Münafıklar: İçerdeki En Tehlikeli Cephedir

Kur’an’da münafıklar, zahiren Müslüman görünmelerine rağmen hak düşmanı bir çizgide yer alan kişiler olarak tanımlanır. Onlar, dış görünüşleriyle aldatıcı; ama iç dünyaları itibariyle boş, tehlikeli ve saptırıcıdırlar:

“Onları gördüğün zaman cüsseleri hoşuna gider; konuşsalar sözlerini dinlersin. Sanki dayalı kütük gibidirler… Onlar düşmandır, onlardan sakın! Allah onları kahretsin, nasıl da döndürülüyorlar!” (Münafikun, 63/4)

Münafıklar, İslâm’ı bilen kimselerdir. Fakat makam, servet ve iktidar hırsı onları, hak yoldan sapmaya sevk eder. Batıl yasaları savunur, küfür sistemlerini meşrulaştırır, tevhidden uzaklaşarak tağuta hizmet ederler. Zamanla şirki içselleştirip, küfrü savunur hale gelirler. İslâm toplumunu aşırılık ve terör gibi yaftalarla suçlayarak, inkârcı söylemleri meşru göstermeye çalışırlar.

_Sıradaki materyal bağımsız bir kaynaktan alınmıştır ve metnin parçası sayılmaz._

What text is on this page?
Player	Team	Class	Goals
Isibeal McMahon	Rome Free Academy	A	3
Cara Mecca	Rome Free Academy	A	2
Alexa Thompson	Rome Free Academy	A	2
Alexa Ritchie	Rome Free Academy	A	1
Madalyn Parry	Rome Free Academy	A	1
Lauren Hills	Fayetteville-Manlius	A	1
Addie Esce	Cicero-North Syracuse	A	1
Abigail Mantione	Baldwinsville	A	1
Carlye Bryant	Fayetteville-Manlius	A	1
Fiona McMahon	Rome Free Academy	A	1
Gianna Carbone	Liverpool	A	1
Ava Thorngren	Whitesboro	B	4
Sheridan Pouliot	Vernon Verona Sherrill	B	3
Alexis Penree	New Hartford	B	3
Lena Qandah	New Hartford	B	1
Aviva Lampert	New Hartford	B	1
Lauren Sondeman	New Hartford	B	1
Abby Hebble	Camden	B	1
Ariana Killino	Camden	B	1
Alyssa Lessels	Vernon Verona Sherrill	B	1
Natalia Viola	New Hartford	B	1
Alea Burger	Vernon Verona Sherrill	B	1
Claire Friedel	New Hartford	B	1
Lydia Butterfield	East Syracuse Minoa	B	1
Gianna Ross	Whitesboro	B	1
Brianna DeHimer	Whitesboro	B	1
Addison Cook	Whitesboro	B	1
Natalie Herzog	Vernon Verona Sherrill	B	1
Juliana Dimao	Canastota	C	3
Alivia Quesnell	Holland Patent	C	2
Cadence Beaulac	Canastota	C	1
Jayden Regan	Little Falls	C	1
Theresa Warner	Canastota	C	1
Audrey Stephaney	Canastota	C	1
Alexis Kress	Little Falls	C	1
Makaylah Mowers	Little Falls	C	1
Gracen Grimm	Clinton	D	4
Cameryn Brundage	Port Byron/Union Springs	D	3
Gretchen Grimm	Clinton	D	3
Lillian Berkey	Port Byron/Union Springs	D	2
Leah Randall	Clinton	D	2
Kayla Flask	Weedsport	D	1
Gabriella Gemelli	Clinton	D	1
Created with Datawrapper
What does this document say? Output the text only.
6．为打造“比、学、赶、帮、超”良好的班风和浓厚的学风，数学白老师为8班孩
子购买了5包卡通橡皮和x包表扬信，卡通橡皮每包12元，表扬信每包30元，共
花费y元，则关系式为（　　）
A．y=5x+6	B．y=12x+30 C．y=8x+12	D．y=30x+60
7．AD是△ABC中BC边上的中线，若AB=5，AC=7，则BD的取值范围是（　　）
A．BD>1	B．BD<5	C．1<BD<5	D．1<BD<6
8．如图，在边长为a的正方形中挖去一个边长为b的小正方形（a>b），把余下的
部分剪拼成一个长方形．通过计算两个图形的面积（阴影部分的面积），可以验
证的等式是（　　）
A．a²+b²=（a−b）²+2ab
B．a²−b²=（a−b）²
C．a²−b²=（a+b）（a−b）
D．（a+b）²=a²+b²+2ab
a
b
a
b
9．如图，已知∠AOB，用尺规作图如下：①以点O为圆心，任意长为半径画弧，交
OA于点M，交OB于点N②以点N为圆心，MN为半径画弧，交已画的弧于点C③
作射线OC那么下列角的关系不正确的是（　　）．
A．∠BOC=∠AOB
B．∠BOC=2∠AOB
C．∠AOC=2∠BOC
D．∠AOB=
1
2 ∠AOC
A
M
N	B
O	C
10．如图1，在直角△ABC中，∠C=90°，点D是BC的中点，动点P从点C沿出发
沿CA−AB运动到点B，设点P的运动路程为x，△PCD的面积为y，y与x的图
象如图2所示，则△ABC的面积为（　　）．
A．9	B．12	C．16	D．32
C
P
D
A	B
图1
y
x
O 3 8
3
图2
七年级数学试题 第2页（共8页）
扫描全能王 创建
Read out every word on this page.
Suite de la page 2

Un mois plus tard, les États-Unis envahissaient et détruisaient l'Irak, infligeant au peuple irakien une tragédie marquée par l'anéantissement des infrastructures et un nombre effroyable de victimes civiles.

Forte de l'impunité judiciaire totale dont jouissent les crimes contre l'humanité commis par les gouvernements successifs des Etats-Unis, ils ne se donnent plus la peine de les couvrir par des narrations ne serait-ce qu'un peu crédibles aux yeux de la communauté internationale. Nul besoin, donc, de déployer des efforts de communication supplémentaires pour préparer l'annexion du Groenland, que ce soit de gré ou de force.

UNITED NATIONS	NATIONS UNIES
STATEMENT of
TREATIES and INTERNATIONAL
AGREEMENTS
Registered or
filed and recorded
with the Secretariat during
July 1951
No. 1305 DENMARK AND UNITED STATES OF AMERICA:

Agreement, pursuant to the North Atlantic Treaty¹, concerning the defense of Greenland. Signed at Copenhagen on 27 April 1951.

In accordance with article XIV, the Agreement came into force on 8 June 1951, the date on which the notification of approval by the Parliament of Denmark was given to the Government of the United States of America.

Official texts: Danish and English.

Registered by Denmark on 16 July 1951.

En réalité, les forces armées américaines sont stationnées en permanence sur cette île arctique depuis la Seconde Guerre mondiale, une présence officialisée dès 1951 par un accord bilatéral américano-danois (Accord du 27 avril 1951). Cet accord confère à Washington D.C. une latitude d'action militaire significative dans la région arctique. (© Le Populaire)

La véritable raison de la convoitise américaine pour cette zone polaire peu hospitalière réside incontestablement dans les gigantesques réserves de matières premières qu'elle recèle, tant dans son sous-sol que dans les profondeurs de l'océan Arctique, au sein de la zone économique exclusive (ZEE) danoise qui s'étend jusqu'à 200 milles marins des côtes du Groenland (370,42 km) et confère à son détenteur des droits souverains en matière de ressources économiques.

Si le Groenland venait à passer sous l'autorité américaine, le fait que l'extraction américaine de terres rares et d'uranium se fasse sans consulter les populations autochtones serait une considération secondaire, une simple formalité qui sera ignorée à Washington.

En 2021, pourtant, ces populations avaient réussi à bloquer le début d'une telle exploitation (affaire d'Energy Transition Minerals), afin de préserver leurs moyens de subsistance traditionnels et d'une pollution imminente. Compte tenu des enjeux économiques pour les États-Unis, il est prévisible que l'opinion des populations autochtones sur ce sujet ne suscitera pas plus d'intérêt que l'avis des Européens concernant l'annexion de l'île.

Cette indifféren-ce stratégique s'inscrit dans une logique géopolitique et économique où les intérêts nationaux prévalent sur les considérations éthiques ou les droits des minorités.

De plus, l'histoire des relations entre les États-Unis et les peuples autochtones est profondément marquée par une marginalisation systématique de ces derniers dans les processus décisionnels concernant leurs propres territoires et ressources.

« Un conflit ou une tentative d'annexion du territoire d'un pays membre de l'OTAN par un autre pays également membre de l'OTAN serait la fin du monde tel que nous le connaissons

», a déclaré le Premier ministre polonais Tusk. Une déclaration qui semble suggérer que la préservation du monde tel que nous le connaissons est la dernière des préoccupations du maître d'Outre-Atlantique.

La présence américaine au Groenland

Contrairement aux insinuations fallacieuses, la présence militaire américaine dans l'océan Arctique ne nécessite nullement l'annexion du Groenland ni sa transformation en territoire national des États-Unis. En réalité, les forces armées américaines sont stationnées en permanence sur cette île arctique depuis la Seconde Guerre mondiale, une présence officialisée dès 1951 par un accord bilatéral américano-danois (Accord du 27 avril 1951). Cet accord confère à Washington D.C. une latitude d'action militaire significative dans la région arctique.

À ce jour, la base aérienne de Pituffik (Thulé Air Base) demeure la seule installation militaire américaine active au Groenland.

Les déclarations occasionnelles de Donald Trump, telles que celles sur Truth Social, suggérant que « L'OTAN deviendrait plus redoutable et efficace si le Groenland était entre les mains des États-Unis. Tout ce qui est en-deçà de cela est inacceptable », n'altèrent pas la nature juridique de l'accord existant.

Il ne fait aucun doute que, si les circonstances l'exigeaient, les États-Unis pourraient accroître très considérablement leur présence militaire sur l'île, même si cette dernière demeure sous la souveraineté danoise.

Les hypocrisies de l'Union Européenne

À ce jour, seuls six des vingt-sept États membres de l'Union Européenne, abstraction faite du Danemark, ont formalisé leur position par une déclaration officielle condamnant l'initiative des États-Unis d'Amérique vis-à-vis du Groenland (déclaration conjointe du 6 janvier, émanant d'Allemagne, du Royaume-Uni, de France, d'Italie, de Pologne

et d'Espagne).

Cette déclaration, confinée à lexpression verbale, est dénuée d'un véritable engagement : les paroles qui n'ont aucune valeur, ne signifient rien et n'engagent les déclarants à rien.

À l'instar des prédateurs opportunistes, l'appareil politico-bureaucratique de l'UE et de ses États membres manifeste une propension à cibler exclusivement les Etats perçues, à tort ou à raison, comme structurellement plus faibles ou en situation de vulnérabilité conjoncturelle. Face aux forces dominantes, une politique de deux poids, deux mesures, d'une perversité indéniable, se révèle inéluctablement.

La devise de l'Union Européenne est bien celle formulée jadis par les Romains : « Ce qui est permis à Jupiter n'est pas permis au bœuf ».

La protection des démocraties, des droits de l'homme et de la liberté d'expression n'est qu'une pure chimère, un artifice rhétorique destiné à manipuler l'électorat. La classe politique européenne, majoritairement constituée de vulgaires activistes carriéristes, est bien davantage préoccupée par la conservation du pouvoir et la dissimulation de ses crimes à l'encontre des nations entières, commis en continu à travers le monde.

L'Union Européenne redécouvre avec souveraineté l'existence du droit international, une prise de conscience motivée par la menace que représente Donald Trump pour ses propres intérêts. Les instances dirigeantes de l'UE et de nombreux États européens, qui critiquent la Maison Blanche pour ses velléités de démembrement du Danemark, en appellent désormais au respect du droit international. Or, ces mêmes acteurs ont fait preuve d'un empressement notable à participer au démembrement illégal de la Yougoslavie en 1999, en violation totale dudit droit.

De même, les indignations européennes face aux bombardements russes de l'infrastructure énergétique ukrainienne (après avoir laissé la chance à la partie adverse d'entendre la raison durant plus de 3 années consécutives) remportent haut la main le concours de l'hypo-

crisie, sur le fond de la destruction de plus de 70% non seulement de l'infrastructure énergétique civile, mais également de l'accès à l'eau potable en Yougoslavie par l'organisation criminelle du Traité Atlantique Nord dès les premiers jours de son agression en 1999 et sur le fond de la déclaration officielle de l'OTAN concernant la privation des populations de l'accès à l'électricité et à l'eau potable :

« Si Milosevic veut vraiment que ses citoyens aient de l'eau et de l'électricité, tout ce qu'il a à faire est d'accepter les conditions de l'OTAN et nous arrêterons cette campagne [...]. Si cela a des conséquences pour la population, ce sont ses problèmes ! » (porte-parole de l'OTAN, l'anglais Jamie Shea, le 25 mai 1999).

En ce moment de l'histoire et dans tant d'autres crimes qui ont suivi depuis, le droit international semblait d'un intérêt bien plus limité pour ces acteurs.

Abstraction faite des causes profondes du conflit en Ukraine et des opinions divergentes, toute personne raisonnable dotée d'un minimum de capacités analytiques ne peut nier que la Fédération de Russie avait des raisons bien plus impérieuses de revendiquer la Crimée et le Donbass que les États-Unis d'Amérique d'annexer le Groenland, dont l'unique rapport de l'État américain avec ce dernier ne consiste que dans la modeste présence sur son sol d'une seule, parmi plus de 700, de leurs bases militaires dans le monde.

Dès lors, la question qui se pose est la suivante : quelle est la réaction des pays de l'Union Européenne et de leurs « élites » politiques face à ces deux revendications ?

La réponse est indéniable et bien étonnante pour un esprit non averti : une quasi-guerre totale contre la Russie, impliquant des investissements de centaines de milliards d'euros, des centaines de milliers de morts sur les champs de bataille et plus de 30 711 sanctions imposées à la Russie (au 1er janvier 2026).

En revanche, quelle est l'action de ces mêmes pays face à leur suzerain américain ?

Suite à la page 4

Bu kimseler her renge girebilirler; görünüşte “adam gibi adam” izlenimi verirler. Ancak kalpleri mühürlenmiştir. Onları sadece ilim ve basiret sahipleri tanıyabilir:

“İkiyüzlüler senin yanına geldiklerinde, ‘Senin gerçekten Allah’ın Peygamber’i olduğuna şahitlik ederiz!’ derler. Allah, senin Peygamber olduğunu bilir; Allah da şahitlik eder ki, münafıklar gerçekten yalancıdır.” (Münafikun, 63/1)

Hak Ehlini Tanımanın Yolları

Bu aldatıcıların karşısında mü’minin en büyük sığınağı haktır. Hak bilinmeden hak ehli tanınamaz. Bu yüzden kişi önce hakkı öğrenmeli, sonra hak ehline tabi olmalıdır. Aksi takdirde, hak sanılarak batıl davaların peşine takılmak mümkündür. Günümüzde hak ehli genellikle üç yerde bulunur:

  1. Mezarlarında: Eserleriyle ve hayatlarıyla örnek olmuş, çoğu vefat etmiş şahsiyetlerdir.
  2. Zindanlarda: Hakka çağıran tevhid davetçileri, baskı ve yasaklara maruz kalır; ekranlara çıkarılmaz, toplumsal alanlardan dışlanırlar.
  3. Cihad meydanlarında: Batılı yıkmak ve hakkı hâkim kılmak için can ve mallarıyla mücadele eden mücahitlerdir.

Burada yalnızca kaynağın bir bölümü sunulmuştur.